Se sobrepuso y se marchó muy derecho y con toda la dignidad que logró fingir. Se alejaron los dos, Marc Rosas y Galcerán Oliver; se refugiaron en la taberna del Jure, donde encontraron a Simón Robiol, el heredero del molino y almacén de aceite de los Robiol del Óleo, que estaba bebiendo aguardiente con los ojos bajos en una mesa junto a la cual tres hombrones jugaban a dados. Simón Robiol se alegró mucho de verles, y convidó a una ronda; Galcerán Oliver convidó a otra y Marc Rosas a otra, y aunque los amigos reían él todavía no lograba poner al mal tiempo buena cara.

—Mau de Riera y del Tesor es un hijoputa —dijo Simón Robiol.

—Sí que lo es.

—No lo sabes bien. Porfirio Antón ha encarcelado a un papanatas, un pobre lelo, Bartolo Viola, y lo va a despachar; le hará confesar a fuerza de tormento que mató a tu prima, Blanca, y Bartolo confesará y lo hará ejecutar. Lo malo es que Bartolo Viola no ha hecho nada, es incapaz de matar a una mosca, y fue Mau quien lo denunció, como también te denunció a ti...

—Sí, faltó poco para dejarme la piel en la mazmorra, pero ahora pienso que ojalá hubiera muerto, así no habría tenido que ver a Ada con Mau.

—Esa es otra. Mientras tú estabas fuera, Mau se ha ido aproximando a Ada con mucha pericia, ha sabido apropiársela, aunque estoy seguro de que a ella no le interesa ni él ni su fortuna.

—Pero debe de interesarle a su padre, Arnau Vila, el aperador.

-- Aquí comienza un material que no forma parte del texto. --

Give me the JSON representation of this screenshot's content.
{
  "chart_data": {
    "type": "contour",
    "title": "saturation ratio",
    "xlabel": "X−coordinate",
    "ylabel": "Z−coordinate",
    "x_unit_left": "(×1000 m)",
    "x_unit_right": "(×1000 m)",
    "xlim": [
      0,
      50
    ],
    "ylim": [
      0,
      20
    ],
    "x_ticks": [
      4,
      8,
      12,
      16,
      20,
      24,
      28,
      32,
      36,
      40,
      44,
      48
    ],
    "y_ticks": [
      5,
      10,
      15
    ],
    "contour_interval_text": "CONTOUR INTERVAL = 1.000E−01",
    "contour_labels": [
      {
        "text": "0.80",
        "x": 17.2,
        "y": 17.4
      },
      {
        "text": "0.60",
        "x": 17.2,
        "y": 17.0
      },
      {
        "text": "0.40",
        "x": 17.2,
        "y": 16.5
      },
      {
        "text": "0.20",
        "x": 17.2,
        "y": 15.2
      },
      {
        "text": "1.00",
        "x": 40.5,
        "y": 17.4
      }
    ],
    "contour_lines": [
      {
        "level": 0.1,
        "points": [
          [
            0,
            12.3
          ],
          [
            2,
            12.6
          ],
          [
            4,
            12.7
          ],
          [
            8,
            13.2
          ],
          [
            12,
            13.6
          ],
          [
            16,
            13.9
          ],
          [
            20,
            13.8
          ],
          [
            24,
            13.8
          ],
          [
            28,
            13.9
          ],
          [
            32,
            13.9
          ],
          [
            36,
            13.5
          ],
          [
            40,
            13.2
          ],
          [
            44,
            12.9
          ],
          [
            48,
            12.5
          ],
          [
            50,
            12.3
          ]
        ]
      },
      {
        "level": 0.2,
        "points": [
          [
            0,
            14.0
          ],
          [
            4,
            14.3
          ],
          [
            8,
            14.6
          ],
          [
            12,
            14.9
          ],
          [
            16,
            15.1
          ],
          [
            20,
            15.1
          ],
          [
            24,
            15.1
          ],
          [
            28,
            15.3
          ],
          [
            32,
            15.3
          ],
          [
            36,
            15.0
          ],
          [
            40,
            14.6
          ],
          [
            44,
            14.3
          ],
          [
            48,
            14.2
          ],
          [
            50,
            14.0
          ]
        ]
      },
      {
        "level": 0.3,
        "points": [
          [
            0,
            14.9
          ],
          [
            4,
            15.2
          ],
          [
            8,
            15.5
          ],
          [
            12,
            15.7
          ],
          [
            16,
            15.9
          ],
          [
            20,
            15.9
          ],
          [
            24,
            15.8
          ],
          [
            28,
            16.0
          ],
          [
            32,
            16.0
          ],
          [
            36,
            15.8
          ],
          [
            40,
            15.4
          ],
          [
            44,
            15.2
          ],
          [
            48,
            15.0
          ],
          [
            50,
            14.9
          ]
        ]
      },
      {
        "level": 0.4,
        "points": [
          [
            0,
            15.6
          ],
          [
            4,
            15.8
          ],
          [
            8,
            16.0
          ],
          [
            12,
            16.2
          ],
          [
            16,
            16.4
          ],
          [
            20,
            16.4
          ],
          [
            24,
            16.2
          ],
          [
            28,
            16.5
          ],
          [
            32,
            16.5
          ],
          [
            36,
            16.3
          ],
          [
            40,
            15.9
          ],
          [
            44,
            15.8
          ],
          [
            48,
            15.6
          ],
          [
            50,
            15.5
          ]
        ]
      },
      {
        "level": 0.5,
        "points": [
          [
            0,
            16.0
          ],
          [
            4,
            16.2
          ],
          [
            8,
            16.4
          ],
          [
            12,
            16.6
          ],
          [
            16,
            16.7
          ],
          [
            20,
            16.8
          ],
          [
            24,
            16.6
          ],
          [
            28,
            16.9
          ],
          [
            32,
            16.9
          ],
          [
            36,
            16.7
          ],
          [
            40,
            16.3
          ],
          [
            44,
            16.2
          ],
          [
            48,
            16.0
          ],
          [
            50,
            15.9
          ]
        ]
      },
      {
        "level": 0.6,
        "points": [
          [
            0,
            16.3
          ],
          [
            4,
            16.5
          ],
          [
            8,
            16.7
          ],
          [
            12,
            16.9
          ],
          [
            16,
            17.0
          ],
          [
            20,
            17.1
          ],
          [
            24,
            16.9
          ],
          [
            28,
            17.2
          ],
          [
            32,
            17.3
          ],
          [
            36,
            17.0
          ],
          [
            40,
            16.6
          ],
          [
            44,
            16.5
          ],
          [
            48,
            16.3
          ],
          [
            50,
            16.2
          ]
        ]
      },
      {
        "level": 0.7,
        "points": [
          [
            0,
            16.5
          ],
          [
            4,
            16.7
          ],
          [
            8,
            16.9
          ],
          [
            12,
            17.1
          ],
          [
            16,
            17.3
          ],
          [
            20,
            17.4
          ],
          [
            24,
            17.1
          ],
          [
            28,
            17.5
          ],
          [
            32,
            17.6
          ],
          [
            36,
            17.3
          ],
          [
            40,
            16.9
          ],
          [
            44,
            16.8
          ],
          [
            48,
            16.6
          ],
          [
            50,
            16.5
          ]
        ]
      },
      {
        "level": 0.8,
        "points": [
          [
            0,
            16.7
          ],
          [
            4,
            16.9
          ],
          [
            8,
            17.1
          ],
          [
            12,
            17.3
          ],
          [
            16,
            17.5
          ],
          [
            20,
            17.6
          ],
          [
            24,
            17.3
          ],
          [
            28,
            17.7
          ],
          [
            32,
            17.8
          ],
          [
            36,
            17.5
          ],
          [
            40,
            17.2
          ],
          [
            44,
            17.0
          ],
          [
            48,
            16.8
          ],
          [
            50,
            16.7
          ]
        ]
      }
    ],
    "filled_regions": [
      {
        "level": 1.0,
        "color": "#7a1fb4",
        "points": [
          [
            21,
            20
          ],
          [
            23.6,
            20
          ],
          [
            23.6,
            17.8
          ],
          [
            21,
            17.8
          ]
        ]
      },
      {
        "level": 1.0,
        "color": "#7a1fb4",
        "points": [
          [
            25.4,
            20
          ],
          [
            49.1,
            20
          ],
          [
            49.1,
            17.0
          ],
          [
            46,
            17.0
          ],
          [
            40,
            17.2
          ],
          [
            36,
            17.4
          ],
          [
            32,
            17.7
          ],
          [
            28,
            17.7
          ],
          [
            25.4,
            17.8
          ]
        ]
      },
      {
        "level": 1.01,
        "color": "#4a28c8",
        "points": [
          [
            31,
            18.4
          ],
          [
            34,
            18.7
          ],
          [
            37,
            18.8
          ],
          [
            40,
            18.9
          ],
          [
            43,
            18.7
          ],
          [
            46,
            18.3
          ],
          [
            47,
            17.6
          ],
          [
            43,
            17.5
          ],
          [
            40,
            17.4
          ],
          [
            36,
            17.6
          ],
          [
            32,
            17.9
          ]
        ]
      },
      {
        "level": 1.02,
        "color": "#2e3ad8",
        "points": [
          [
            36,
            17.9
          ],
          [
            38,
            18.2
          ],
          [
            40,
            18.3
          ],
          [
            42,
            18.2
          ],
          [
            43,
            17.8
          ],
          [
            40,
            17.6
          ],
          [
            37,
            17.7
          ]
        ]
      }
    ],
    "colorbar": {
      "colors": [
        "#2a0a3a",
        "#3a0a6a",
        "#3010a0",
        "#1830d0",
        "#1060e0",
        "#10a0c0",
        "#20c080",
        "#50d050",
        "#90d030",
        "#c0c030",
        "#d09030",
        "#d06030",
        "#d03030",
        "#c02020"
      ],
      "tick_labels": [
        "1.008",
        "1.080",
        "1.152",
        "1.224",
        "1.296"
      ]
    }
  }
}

—Arnau Vila es un buen hombre y no tiene a la hija en venta; de hecho tiene muchas hijas. No; es Mau quien le ha dicho a Ada que tú te divertías con las hermanas de Galcerán...

—¿Cómo lo sabe?

—Lo sabe todo. No sé cómo, pero lo sabe todo... Le ha dicho que todos vosotros tenéis mala leche, que tu padre es un pelotudo, que tu madre era pobre como las ratas y montó el hostal haciendo de nodriza y que tus hermanos son verdaderos trastos; Miguel es un hombre raro y taciturno, incapaz de decir más de dos palabras seguidas; Bernardo es un borracho y bravucón; Clemente siempre apuesta a los dados en esta misma taberna y tú eres un asesino... Sí, sí, no pongas esa cara; Mau le ha dicho a Ada que eres un asesino, que raptaste a Blanca, abusaste de ella, le arrancaste los ojos y la mataste, y que él en cambio, Mau, es un ser noble, inocente, que aunque sea feo procede de una casa muy noble y tiene mucho poder y mucho futuro... Créeme, Mau de Riera y del Tesor es un hijoputa.